WIKIMEDIA COMMONS, SILKY M
Gene sequencing technology has advanced in leaps and bounds in the past couple of decades. But as genomicists and others involved in research projects that generate reams of DNA, RNA, or proteomic data know well, storing and analyzing all that information is rapidly becoming an intractable problem.
A recent article in The New York Times highlights the difficulty, citing many leading researchers airing their frustrations with discrepancies in the pace of innovation between sequencing and data handling technologies. "Data handling is now the bottleneck," David Haussler, director of the center for biomolecular science and engineering at the University of California, Santa Cruz, told the Times. "It costs more to analyze a genome than to sequence a genome."
Indeed, though the price of sequencing an entire human genome is expected to decrease to the long-anticipated $1,000 mark in the next couple of years, that cost is dwarfed by the mounting expenses of storing and analyzing genomic data.
And the data deluge (which The Scientist covered in its October issue) may also cause the shuttering of federal repositories designed to store the information.
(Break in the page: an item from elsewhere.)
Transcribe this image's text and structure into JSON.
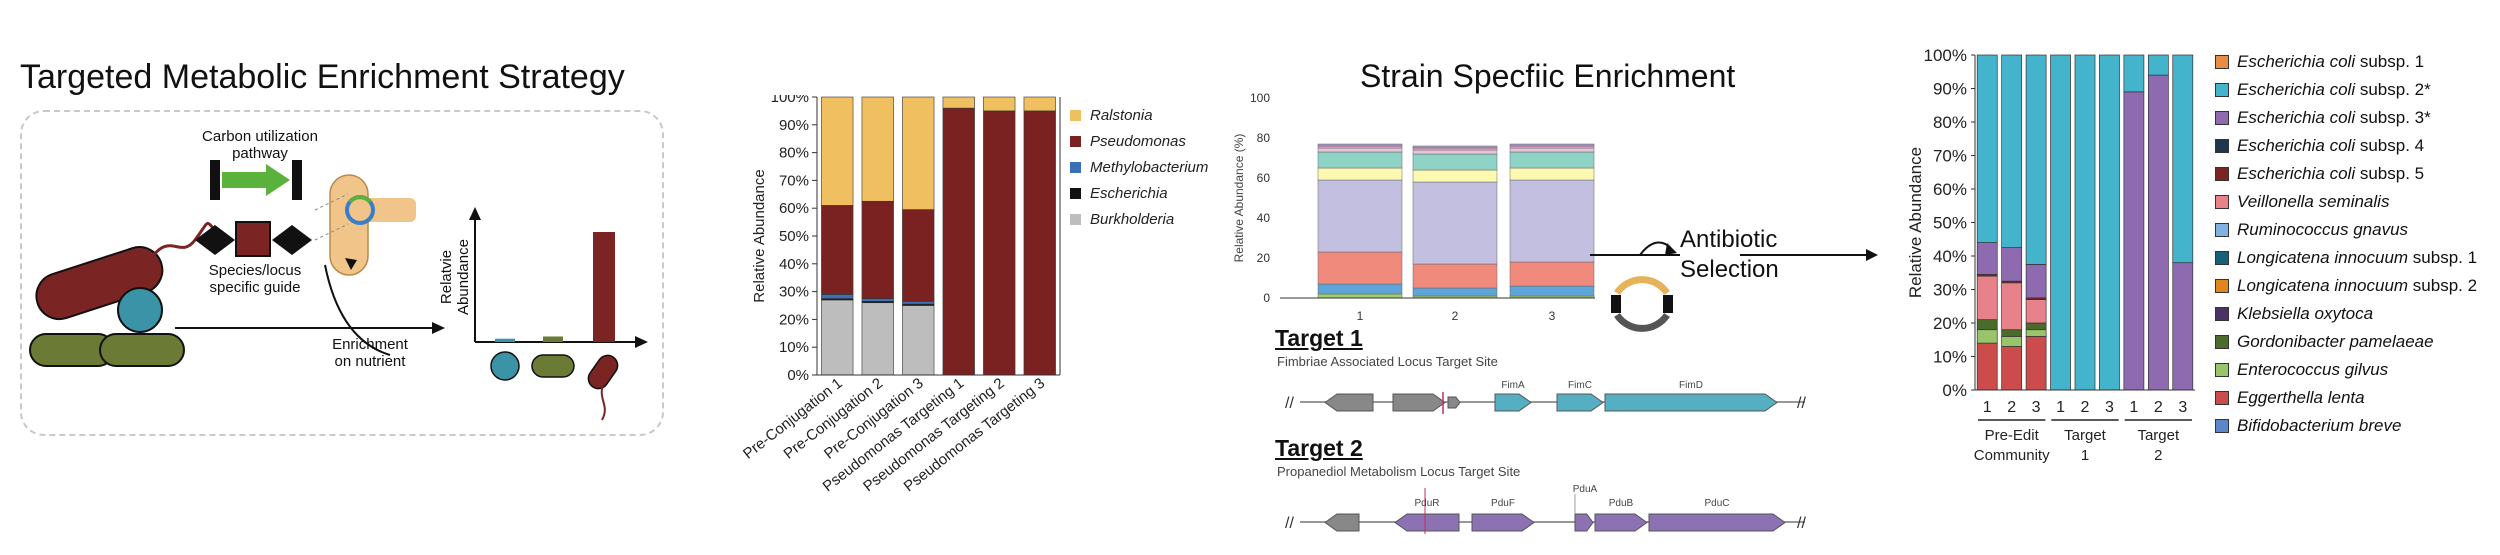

The amount of data stored one such database has more than tripled in the past year alone, according to the Times article, bulging at the seams with 300 trillion nitrogenous bases occupying almost 700 trillion bytes of computer memory.
"We have these giant piles of data and no way to connect them," Steven Wiley, a biologist at the Pacific Northwest National Laboratory, told the Times. "I'm sitting in front of a pile of data that we’ve been trying to analyze for the last year and a half."